What are containers?

Containers are a bit of overloaded terminology nowadays. In our context, containers are software objects whose purpose are to hold dynamic collections of other software objects. For Fortran developers who may be less familiar with object-oriented terminology, for our purposes, an object is a data structure that has attached procedures (aka "methods") that perform key operations.

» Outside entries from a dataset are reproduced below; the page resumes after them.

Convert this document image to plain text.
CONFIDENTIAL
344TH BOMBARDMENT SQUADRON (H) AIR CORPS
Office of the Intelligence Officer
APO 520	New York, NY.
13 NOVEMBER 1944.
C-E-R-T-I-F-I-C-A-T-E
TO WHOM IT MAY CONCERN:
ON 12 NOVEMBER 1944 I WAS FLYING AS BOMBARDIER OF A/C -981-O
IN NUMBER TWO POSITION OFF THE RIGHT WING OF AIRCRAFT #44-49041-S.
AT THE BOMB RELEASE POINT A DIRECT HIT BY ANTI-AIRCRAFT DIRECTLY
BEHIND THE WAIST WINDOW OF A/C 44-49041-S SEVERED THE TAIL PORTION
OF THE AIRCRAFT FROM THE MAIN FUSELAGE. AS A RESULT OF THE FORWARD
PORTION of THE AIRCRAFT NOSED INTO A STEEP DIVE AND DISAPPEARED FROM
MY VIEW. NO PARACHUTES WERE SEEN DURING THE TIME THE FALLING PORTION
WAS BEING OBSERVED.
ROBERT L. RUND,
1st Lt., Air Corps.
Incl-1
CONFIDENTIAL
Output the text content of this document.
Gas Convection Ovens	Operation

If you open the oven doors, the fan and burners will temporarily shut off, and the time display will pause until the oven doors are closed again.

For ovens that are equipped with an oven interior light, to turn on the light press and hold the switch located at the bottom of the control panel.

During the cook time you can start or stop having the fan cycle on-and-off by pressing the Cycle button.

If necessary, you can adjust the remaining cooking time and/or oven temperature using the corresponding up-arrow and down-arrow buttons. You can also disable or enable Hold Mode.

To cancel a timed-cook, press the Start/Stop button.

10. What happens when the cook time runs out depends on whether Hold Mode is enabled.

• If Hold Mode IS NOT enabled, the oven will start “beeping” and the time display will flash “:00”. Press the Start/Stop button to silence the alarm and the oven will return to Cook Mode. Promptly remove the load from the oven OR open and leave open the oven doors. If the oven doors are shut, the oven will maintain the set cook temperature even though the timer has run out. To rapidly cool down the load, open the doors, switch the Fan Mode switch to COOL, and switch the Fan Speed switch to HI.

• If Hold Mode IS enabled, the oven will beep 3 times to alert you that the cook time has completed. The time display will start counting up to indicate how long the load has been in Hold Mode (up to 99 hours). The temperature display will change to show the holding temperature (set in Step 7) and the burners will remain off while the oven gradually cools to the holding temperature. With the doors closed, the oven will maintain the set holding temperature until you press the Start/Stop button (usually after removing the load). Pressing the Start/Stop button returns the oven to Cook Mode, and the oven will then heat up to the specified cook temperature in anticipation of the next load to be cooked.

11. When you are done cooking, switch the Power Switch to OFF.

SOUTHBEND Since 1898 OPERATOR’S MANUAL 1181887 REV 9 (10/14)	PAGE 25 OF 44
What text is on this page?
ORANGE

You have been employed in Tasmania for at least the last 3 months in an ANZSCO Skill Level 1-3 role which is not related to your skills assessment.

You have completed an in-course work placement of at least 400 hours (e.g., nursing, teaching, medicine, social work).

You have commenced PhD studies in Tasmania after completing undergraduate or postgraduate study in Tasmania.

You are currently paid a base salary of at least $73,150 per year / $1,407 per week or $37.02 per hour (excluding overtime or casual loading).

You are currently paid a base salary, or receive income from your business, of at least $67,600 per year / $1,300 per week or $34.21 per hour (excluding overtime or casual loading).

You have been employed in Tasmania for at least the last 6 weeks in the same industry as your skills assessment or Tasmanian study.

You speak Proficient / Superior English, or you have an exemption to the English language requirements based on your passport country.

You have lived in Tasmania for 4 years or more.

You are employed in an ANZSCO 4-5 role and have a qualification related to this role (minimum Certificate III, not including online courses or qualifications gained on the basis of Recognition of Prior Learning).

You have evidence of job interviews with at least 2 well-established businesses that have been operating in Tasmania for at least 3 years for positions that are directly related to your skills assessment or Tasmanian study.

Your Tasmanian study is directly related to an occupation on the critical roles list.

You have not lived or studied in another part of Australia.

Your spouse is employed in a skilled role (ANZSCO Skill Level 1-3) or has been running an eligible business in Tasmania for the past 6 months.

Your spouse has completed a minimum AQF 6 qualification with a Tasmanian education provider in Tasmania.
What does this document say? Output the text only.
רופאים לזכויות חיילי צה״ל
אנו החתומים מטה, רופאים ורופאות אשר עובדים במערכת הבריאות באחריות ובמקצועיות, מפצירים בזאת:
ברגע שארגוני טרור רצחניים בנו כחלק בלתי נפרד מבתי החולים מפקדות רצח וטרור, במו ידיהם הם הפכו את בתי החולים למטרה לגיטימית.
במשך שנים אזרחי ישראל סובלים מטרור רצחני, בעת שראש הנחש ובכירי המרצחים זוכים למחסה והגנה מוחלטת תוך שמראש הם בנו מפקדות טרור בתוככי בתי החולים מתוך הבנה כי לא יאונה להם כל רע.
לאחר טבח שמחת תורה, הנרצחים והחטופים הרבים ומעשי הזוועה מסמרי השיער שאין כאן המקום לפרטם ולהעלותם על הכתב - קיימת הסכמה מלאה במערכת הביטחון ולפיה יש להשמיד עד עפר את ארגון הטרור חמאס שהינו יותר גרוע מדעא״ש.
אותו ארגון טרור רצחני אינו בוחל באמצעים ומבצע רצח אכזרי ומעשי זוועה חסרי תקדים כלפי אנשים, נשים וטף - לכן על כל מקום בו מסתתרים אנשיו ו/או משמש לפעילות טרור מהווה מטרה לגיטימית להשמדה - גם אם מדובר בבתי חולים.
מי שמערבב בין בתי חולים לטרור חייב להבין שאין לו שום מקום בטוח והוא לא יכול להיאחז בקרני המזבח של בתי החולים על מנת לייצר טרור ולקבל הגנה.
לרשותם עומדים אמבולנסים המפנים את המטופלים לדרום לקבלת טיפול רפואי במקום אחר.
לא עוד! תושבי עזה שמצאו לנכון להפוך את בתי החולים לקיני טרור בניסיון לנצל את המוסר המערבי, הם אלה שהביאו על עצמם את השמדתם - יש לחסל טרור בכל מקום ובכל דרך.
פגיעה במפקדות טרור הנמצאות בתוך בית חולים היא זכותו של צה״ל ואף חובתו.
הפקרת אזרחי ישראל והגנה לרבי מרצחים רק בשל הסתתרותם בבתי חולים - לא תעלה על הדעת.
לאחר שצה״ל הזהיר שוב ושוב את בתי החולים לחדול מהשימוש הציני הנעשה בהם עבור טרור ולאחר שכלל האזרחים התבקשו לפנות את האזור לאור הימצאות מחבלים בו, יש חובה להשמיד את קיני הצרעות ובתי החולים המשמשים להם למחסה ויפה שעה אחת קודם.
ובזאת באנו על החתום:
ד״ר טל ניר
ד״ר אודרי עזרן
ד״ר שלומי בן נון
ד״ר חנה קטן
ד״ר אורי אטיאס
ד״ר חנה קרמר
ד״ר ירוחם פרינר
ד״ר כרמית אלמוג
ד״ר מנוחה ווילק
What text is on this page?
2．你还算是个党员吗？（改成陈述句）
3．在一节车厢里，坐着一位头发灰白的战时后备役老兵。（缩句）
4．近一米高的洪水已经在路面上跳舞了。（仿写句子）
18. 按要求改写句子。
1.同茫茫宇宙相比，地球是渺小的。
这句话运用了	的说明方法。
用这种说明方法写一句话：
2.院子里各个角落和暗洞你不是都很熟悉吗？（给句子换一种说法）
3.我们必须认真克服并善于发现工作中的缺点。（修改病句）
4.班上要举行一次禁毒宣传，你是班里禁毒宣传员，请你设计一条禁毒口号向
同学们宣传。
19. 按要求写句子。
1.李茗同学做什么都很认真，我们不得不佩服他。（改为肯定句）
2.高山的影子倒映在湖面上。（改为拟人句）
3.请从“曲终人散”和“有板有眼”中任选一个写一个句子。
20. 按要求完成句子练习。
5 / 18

One important example of containers that is built into Fortran is the array. (A purist would probably insist that we restrict ourselves to allocatable arrays.) Each Fortran array contains a logically rectangular set of elements of the same type, and that type can be an intrinsic type or a user-defined derived type. Individual elements are accessed by specifying a tuple of indices: arr(i,j,k). Fortran provides various "methods" for arrays:

• SIZE(arr)
• SHAPE(arr)
• LBOUND(arr)
• ...

While arrays are the perfect tool when you know the size of your collection before you need to start putting items into the array. For example, when an array is used to represent a physical quantity on some 3D cartesian grid, one would typically first allocate the array ALLOCATE(arr(nx,ny,nz)) and then loop through the elements to assign values. If you later want that array to be larger (or smaller) you must explicitly deallocate and reallocate the array. (And, of course, somehow save the elements that are to be reused.)

In many algorithms, the size of a collection is not known in advance and is instead repeatedly updated, typically during some iteration process. An example of this that may be familiar to some Fortran developers is that of sparse matrices. Here, we only want to store the non-zero elements of a matrix, but the number of non-zero elements may change during the course of a simulation. Fortran does not provide direct support for sparse matrices, but many libraries have been developed that use a variety of compression schemes.